“Hello, my name’s Rebecca Herrick. I’m here to show you how to give a Thai massage.
Thai massage is done on the floor, usually on a mat with a comfortable table, and I mean, comfortable blanket and pillows propping up, and supporting of the various body parts. The client is wearing loose comfortable clothing. There’s a lot of joint manipulation in Thai massage. A lot of stretching, a lot of supported, passive movement of the client’s body. It works to balance the different meridians in the body, so there’s a lot of two handed connectedness going on.
The practitioner and the client move together. The client will always be kind of moving around in this lunging, squatted position, to address the different areas of the body, that they’re focusing on.
One of the techniques that they use, is working with the feet to manipulate the different muscles, with added pressure of the feet. So, an example of that would be stepping on the client’s feet, and just distributing your weight evenly, slowly, shifting back and forth. And, creating a nice, slow, rhythmic movement. And a strong flow, it’s almost like a dance.

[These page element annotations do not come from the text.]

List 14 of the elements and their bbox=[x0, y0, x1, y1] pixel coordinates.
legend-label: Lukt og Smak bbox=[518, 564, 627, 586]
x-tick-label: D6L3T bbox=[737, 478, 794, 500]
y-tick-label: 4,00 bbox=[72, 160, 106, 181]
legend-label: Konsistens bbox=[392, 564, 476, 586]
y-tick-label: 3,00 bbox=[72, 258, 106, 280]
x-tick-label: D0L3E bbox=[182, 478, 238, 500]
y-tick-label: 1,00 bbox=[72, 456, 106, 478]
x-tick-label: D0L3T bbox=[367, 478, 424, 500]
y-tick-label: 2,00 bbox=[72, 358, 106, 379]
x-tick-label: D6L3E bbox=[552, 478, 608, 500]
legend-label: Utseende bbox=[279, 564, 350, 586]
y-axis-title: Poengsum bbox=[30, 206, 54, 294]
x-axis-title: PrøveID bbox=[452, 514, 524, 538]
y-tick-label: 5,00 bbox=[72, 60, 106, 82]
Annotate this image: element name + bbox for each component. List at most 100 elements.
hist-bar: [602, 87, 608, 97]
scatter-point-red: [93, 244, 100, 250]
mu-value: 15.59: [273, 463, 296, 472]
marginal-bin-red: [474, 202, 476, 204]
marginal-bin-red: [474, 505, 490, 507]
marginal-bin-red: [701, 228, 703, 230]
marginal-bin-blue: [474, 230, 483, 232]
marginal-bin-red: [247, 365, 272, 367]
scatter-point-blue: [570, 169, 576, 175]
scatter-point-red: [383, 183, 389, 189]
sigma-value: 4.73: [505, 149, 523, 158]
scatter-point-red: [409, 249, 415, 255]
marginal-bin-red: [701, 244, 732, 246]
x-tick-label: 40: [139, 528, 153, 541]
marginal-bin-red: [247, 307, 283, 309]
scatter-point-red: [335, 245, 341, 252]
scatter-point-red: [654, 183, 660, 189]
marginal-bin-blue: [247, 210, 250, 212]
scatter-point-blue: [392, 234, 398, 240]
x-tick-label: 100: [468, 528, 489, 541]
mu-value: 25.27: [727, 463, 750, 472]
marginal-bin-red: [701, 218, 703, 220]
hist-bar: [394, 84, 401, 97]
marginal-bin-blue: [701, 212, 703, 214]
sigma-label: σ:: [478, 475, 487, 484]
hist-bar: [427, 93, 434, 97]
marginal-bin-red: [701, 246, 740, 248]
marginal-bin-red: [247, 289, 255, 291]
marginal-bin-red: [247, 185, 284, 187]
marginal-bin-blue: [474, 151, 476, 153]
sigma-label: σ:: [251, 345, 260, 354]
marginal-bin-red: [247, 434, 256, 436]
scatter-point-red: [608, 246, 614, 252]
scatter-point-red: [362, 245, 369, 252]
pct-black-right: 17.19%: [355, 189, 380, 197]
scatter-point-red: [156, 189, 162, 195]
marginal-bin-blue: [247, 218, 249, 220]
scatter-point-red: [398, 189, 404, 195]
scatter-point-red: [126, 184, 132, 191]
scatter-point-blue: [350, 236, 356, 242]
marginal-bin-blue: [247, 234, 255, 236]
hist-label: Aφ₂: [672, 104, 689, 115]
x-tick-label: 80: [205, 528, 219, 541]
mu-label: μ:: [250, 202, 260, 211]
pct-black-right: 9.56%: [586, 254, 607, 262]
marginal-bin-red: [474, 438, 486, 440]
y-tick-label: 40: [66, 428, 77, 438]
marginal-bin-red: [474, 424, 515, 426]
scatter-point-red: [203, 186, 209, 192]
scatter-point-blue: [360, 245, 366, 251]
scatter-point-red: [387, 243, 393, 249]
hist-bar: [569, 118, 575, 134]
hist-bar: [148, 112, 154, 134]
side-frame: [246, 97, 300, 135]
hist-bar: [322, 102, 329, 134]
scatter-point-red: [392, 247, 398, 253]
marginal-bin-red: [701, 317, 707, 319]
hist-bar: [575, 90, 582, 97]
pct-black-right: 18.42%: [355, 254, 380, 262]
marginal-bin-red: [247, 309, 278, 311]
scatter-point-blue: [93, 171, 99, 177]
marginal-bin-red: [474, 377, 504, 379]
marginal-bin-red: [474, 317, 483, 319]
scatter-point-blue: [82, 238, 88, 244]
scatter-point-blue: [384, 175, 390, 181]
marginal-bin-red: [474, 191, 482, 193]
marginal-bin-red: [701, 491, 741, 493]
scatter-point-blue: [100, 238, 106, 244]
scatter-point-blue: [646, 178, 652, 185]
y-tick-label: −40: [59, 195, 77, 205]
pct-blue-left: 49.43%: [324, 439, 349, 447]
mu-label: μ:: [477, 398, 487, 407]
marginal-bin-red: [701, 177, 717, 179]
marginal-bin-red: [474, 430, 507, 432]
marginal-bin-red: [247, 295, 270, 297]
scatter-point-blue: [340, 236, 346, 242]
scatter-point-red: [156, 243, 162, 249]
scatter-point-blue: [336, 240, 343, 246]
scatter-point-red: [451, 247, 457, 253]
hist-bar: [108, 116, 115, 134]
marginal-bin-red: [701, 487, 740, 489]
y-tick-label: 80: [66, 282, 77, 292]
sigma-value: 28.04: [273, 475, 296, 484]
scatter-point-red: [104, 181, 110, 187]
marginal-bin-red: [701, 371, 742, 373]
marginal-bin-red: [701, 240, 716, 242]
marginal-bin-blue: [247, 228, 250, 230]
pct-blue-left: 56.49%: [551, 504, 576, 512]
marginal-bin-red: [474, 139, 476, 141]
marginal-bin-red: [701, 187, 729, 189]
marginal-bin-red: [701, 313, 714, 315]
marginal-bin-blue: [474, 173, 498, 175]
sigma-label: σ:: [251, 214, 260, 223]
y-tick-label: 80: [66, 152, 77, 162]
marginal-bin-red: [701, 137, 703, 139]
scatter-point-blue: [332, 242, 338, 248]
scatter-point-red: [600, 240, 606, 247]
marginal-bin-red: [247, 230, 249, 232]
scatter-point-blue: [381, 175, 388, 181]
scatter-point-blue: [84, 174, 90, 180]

They use a lot of Yoga techniques in their treatment, as well. And that would be how to give a Thai massage.”
Here a short video by Melisa Brown where she demonstrates how to do a certain part of a Thai hand massage – the part that many people are not comfortable with, when the massage therapists “pops” your fingers – it’s when a massage therapists does that pulling movement on your finger that can often create this “cracking” sound.
Some people are worried whether this is healthy or not. It really is just the sound of small air bubbles in the synovial fluid of your finger joints. Synovial fluid is the liquid substance that lubricates your joints. This fluid is filled with gases like oxygen, carbon dioxide and nitrogen. What happens when a massage therapist – or you yourself – pull on your finger or toe joints in that certain way, is that your joint capsule gets stretched, and thus gas is rapidly released, and it thus creates bubbles. That’s what makes the sound.
If you want to crack your joints again, it will take some time until the gases returned to the synovial fluid.
Melisa here demonstrates how the finger joints are rotated and then quickly pulled. You might want to try this out yourself, but many people do not really like the feeling.